Loin de ressembler à un remake, le film de Saura se voudrait presque le négatif de l'œuvre de son prédécesseur, absolument à l'opposé de sa veine baroque et de son bouillonnement quasi permanent. Ici, en bon metteur en scène de qualité habitué aux drames classiques, l'Aragonais tient à se concentrer sur une restitution stricte du déroulé des évènements historiques, sur une reconstitution parfaite des tenues et environnements. Une telle exigence nécessita la mobilisation d'un des plus gros budgets de l'histoire du cinéma ibérique pour un résultat paradoxalement sans démesure, économe de ses effets, réfléchi et presque un peu sévère.

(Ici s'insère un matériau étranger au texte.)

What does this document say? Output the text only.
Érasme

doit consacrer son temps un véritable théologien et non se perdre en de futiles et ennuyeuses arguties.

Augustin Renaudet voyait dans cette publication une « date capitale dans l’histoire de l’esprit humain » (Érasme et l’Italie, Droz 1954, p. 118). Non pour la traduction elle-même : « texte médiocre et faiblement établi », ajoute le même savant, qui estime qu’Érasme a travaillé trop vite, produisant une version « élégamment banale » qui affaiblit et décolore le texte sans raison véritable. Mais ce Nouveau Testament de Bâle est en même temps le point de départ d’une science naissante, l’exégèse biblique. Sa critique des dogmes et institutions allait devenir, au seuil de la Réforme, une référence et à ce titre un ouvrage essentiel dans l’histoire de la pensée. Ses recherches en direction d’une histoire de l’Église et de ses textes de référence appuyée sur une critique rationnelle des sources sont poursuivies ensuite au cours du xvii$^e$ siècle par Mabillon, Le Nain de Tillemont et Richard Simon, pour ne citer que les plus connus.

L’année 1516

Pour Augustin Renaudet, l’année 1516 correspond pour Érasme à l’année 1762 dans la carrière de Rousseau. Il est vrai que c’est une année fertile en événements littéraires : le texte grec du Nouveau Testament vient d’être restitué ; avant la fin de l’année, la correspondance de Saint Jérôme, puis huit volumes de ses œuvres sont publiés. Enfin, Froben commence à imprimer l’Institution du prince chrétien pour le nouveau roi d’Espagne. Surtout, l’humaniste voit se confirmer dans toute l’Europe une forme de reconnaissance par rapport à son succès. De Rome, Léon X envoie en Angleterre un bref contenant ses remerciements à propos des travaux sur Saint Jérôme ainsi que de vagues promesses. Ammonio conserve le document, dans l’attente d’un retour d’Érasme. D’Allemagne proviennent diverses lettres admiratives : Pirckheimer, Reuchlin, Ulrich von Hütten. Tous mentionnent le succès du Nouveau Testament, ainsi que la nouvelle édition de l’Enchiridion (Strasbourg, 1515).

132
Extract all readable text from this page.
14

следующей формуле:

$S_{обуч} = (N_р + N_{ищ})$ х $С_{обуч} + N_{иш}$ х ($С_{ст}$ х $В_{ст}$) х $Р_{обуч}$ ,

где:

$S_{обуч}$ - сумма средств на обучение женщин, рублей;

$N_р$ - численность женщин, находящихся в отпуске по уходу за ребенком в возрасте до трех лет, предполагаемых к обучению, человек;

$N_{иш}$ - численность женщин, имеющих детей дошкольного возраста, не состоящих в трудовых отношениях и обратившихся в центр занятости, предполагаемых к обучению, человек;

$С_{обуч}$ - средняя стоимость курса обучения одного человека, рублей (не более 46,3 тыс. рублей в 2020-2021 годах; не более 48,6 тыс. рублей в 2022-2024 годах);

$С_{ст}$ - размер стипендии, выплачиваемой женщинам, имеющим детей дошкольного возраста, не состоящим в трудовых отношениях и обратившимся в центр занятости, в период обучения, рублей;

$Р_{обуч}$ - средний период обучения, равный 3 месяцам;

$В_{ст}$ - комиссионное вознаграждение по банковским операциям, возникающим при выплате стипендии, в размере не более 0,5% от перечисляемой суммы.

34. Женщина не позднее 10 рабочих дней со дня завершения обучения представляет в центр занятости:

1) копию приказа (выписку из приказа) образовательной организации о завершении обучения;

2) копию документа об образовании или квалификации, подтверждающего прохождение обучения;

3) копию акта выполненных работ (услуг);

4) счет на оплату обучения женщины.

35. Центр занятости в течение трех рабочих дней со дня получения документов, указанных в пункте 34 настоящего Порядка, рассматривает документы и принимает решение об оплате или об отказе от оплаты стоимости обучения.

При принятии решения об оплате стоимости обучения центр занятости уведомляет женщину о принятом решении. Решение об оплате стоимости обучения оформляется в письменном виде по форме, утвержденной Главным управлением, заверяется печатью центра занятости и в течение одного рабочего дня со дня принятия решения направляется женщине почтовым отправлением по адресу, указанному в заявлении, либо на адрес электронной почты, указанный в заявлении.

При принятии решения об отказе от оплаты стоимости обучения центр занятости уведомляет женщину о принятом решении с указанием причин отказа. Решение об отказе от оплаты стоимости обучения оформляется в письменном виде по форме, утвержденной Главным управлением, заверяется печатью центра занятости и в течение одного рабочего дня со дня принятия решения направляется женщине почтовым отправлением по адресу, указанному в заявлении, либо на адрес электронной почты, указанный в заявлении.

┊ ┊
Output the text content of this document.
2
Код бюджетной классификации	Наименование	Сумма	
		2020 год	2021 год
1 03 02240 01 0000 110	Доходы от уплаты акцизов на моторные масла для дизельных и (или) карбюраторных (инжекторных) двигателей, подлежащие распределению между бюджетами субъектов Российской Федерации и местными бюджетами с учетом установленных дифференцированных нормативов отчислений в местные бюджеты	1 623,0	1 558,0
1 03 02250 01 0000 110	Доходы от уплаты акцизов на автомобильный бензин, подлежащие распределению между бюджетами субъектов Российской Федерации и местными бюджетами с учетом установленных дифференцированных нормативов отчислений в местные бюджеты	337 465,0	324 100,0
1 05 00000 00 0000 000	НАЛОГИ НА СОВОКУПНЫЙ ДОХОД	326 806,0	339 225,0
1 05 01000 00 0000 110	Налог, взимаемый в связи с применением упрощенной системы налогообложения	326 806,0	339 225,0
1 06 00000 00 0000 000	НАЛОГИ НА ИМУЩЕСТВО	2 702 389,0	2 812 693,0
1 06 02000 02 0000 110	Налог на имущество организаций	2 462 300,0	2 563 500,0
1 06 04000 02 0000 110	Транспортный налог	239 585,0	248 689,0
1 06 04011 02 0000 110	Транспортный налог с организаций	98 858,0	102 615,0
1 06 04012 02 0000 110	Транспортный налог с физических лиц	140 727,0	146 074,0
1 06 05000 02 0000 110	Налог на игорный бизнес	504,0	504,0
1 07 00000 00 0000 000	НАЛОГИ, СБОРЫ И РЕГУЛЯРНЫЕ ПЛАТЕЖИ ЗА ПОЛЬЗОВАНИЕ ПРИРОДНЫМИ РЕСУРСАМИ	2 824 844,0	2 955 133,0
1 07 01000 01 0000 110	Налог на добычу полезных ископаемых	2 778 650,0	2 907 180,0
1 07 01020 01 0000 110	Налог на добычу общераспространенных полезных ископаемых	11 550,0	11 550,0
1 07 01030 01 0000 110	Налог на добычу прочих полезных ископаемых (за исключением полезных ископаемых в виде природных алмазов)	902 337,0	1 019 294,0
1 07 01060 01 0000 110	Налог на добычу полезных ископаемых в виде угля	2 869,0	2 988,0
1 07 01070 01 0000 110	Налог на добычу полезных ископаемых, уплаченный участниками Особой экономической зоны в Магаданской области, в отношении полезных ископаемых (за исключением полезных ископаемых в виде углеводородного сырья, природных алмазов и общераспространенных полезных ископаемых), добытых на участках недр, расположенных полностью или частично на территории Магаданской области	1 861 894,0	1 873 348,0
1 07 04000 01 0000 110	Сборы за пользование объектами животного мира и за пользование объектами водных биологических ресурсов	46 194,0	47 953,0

De désillusions en conspirations, la production de Saura avance secrètement vers une folie moins explosive, moins démonstrative que chez Herzog mais tout aussi vénéneuse. Son poison est lent et son voyage sans retour entre eaux calmes et jungle impénétrable semble se laisser glisser vers un mirage mortifère dans une somnolence trompeuse. De flèches silencieuses en confidences venimeuses, c'est un véritable jeu de massacre maladif nourri par la soif de l'or et du pouvoir qui prend méticuleusement forme, comme un piège inexorable, comme une sentence invisible mais implacable.
En conclusion, avec son style peut-être un peu trop formaliste pour accoucher vraiment de cette grande fresque épique que le sujet laisse espérer, la lecture de Saura, par sa justesse et sa précision, n'en reste pas moins aiguisée, pénétrante.